Передачу охранники взяли, а через полчаса оповестили, что Прокопа Каляды в остроге нет.

— Как нет? — не поняла мать. — Разве его выпустили?

— Сказано — нет, значит — нет, — развел руками полицай.

Мать было обрадовалась: может, муж уже дома? Велика вина — подрался со свояком. Она уже собралась возвращаться, но тут какой-то парень — тоже, видно, как и она, пришел с передачей — шепнул ей: «Горе у вас, женщина, горе. Прокопа Каляду сегодня ночью расстреляли». Мать так и привалилась к стенке, в глазах потемнело, ноги ослабли.
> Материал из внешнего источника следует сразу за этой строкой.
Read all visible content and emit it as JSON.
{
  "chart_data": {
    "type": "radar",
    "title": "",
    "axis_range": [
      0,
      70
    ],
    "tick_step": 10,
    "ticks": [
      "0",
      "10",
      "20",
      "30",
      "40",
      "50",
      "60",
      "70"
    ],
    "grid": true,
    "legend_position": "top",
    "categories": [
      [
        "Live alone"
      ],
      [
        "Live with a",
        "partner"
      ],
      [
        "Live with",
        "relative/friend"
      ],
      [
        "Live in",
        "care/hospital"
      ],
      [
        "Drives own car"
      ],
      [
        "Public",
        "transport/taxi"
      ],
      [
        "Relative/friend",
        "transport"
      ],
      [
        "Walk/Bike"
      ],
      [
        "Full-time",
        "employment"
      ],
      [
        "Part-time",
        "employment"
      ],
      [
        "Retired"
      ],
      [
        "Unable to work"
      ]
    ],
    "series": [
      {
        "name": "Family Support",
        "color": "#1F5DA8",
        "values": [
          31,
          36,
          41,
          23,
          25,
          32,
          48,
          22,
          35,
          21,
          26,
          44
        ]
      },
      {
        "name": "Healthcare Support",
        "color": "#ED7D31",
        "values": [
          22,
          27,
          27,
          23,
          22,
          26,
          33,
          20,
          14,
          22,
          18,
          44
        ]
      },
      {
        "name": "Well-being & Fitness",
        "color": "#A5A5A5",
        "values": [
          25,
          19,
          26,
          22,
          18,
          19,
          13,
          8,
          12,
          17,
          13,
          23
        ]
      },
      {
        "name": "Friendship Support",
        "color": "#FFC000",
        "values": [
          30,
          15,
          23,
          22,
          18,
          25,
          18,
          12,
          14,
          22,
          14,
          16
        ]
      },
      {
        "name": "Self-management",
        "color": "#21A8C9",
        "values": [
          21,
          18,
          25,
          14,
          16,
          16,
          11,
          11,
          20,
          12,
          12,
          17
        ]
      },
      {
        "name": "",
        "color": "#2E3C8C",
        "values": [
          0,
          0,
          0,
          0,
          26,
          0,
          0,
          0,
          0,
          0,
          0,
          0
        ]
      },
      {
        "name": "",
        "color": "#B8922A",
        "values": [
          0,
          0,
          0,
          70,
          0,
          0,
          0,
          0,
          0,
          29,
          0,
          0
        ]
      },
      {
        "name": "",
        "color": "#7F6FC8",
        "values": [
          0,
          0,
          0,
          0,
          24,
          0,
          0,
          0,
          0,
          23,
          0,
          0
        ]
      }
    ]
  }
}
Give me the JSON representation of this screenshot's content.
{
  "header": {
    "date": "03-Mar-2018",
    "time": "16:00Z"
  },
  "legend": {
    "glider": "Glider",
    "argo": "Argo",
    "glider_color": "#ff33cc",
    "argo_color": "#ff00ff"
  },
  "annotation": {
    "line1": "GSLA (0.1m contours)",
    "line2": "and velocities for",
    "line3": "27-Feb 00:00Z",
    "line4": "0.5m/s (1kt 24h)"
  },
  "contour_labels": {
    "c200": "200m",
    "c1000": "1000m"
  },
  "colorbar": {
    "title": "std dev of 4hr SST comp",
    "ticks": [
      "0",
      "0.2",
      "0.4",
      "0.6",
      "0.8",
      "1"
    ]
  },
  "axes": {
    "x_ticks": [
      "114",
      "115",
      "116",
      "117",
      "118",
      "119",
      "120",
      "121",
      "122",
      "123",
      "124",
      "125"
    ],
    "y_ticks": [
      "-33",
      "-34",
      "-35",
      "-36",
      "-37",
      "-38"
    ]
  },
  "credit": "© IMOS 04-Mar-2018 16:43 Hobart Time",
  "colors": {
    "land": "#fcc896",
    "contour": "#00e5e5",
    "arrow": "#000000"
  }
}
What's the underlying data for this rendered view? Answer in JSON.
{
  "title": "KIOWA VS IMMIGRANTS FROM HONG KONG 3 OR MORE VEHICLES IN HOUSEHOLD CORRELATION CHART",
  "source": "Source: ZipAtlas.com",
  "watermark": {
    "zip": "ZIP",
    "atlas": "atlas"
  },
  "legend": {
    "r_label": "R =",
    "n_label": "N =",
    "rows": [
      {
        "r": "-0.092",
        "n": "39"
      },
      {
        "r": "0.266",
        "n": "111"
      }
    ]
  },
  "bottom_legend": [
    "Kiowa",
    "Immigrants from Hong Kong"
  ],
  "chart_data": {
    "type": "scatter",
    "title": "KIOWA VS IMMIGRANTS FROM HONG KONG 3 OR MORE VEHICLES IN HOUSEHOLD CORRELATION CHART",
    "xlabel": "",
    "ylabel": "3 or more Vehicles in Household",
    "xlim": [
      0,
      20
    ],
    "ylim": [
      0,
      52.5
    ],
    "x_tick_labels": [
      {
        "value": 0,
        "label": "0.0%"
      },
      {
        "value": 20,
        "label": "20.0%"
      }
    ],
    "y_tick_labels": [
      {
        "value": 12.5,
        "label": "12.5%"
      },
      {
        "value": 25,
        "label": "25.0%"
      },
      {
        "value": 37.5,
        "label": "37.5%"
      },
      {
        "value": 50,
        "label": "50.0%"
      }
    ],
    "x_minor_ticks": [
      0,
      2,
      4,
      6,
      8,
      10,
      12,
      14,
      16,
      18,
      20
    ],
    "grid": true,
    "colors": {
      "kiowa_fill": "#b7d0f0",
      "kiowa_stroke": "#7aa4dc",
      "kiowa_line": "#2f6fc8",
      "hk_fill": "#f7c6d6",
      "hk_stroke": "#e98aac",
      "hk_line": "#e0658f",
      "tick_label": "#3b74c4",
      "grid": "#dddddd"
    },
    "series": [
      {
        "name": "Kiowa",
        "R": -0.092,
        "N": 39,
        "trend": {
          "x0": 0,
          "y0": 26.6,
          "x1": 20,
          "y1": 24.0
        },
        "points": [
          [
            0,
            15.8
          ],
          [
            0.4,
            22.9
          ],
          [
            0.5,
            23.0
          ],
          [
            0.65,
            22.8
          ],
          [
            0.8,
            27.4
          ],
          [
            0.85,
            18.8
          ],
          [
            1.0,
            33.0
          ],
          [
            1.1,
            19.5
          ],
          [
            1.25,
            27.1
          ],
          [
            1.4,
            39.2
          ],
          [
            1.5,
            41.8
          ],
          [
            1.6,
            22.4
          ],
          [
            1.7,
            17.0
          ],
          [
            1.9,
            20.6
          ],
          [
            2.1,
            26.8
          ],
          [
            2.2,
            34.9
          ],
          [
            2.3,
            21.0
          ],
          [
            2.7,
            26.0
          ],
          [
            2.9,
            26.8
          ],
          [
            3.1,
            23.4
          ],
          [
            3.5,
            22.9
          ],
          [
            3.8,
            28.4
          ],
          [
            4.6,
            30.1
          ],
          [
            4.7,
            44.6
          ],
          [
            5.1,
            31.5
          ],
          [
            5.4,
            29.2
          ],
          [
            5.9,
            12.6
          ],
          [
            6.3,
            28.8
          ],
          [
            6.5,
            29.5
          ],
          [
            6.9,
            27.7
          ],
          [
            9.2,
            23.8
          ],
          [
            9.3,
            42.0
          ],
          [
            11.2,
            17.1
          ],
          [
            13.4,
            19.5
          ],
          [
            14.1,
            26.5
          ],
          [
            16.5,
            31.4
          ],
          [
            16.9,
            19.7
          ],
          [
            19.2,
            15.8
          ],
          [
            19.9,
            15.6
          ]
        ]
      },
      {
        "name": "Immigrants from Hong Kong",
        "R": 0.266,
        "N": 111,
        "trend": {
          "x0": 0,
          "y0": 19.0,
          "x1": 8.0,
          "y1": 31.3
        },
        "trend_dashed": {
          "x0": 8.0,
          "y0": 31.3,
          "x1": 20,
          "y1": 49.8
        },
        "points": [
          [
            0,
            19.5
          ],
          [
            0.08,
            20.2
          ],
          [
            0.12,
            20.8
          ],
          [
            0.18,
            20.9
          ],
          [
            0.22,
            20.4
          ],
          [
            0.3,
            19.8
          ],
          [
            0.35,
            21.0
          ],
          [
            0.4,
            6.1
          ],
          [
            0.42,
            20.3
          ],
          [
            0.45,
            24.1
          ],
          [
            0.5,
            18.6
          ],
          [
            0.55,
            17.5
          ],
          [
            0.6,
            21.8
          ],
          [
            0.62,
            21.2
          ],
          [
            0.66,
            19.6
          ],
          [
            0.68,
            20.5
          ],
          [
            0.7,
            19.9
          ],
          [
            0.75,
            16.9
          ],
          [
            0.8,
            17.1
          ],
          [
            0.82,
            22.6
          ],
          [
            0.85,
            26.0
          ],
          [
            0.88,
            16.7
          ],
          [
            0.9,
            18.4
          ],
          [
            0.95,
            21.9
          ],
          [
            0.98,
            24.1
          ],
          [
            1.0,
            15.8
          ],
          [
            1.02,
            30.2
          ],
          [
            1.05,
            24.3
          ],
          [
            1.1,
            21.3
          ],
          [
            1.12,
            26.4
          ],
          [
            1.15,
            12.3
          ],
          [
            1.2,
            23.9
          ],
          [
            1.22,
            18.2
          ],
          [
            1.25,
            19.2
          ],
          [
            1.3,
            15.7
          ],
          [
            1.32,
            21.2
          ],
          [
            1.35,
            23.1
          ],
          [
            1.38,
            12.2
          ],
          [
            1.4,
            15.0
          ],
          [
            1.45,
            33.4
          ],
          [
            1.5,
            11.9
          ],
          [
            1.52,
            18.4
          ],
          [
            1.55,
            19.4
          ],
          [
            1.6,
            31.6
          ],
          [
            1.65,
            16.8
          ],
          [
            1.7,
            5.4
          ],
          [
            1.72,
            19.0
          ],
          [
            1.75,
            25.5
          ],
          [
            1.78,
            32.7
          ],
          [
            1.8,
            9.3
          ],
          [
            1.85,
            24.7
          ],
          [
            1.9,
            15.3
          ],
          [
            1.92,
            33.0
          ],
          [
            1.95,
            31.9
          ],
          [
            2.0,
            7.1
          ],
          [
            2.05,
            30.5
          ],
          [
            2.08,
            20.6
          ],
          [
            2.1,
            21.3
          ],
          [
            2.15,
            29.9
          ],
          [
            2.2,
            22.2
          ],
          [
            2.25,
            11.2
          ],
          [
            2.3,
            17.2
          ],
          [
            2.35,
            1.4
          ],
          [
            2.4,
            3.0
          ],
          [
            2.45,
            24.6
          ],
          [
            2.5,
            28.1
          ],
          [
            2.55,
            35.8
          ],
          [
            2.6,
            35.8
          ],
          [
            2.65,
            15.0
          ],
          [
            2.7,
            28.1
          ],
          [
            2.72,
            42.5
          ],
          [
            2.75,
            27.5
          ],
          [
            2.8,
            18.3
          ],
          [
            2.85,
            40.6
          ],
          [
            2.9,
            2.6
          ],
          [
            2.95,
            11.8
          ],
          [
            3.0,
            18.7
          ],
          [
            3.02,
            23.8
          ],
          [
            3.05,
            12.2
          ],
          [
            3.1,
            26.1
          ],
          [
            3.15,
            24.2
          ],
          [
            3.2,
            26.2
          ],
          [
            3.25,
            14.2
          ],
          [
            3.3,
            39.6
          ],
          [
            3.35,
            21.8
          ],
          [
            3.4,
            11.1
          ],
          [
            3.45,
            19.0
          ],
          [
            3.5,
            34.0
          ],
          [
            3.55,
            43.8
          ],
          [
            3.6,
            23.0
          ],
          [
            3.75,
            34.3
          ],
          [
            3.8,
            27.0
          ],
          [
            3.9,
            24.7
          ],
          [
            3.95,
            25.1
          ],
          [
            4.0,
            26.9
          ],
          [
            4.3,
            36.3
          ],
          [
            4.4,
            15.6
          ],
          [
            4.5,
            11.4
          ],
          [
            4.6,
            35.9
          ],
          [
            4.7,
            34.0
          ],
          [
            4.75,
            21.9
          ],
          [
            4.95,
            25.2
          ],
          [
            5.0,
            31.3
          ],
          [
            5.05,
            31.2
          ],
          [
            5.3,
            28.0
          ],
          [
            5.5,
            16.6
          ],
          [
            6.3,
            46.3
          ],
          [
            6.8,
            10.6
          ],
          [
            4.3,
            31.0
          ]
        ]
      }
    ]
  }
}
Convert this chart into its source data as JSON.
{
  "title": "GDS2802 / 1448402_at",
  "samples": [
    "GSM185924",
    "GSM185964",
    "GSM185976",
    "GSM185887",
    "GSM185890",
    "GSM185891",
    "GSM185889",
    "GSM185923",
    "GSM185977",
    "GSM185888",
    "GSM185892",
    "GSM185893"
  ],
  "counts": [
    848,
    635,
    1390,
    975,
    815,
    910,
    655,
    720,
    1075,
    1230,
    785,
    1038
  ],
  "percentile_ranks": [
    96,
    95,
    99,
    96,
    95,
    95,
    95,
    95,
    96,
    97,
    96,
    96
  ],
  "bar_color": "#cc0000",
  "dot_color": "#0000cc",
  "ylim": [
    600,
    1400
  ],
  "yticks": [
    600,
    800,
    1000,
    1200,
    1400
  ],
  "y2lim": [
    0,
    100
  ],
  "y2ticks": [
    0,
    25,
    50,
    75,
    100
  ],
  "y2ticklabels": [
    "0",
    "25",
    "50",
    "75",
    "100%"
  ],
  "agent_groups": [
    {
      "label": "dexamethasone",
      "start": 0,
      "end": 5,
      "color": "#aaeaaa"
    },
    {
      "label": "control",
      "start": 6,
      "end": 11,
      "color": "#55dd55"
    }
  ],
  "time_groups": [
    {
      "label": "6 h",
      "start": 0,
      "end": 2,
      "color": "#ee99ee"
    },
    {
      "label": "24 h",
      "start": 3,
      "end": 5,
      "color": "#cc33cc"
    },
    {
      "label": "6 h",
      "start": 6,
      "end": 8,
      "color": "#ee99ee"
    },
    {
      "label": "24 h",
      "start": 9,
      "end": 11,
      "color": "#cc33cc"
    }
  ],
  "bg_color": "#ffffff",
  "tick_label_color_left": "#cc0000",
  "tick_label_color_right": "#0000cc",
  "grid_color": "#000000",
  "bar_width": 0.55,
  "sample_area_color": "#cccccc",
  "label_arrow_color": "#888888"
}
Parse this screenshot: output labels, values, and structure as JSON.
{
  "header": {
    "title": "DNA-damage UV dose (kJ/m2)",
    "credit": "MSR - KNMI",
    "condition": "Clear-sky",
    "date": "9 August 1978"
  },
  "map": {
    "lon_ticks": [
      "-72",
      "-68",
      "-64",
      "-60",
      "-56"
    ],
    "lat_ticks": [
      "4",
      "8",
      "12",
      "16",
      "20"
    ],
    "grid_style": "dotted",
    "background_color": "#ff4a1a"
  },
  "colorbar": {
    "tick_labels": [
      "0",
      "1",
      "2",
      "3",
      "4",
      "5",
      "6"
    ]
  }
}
…Долго не верилось Алесю, что так нелепо мог погибнуть его сильный, добрый, ласковый отец! Алесь все ждал: вот-вот придет он, появится на шляху, завернет к дому, крикнет с порога: «Сынок!..» Корил себя, что позарился на этот проклятый револьвер…

Позже Алесь многое понял. И в соседних селах хватали людей, вешали, расстреливали. Алесь только зубы стискивал, с трудом заставляя себя сдерживаться. Да и не в револьвере совсем дело, во всем виноваты фашисты — это они принесли на родную землю смерть и горе. Им нужно мстить за кровь безвинных людей и за отца… А Макар? Неужели он останется жить на свете? Изменник, предатель, черный человек!

Алесь было решился на самое страшное: убить Макара. Стал разрабатывать план, где и как подкараулить бандита и предателя. Но его опередили добрые люди.

Однажды спозаранок прибежала в хату Цапка соседка, всплеснула руками, заголосила: «Ах кума, кума, ты ничего не знаешь? Нет больше твоего Макара, на улице застрелили».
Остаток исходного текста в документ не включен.